Agency: The bicycle is a classic tool without any decision-making power. Of course, it still has had an impact on society, such as an accelerant for the Victorian rational dress movement for more functional women’s clothing.2 However, this pales in comparison to the computer and AI. Especially, if we look forward and digital computing power continues to grow exponentially most computing power will come from machines – not humans, and there is a drive towards giving AI more and more autonomy and decision-making power.

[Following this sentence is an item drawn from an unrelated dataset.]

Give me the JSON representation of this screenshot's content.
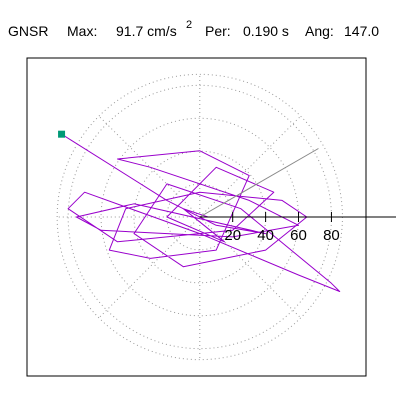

Of course, one could also argue that the deep appeal of the bicycle analogy to Steve Jobs has likely been as much normative as descriptive. When Jobs reflected on the long-term future of the computer in the 1995 interview, he said:
“When you set a vector off in space, if you can change its direction a little bit at the beginning, it's dramatic when it gets a few miles out in space. I feel we are still really at the beginning of that vector and if we can nudge it in the right directions, it will be a much better thing as it progresses on, and I think we've had a chance to do that a few times.”
So, maybe the best way to understand the bicycle analogy is not as a description of the past or the future, but as a desirable ideal of human-centered technology rather than a race for computing power supremacy between powerful organizations.
Indeed, Apple has been significantly less eager than its fellow tech giants to monetize user data or to build giant centralized computer farms, instead making its revenue from selling personal hardware devices that excel at user-friendliness. Maybe, just maybe, it still has enough of Steve Jobs “bicycle, hippie, and liberal arts” spirit to offer a human-centered counter-vision to the technocapital-machine building up massive, centralized GPU clusters.
In the 1990 interview Jobs remembers to have read the article when he was about 12 years old. Based on the publishing date of the article and his birthday, he would have been at least 18 years old when first reading the 1973 Wilson article. However, I still believe this is the correct article. All the 1980s usages of the analogy refer to a Scientific American article in the early 1970s.
There are still cultural norms against female bicycling in Iran, Saudi Arabia, and other conservative Muslim countries. In the words of the wise Supreme Leader Ali Khamenei: "Riding a bicycle often attracts the attention of men and exposes the society to corruption, and thus contravenes women's chastity, and it must be abandoned [by women but not by men]".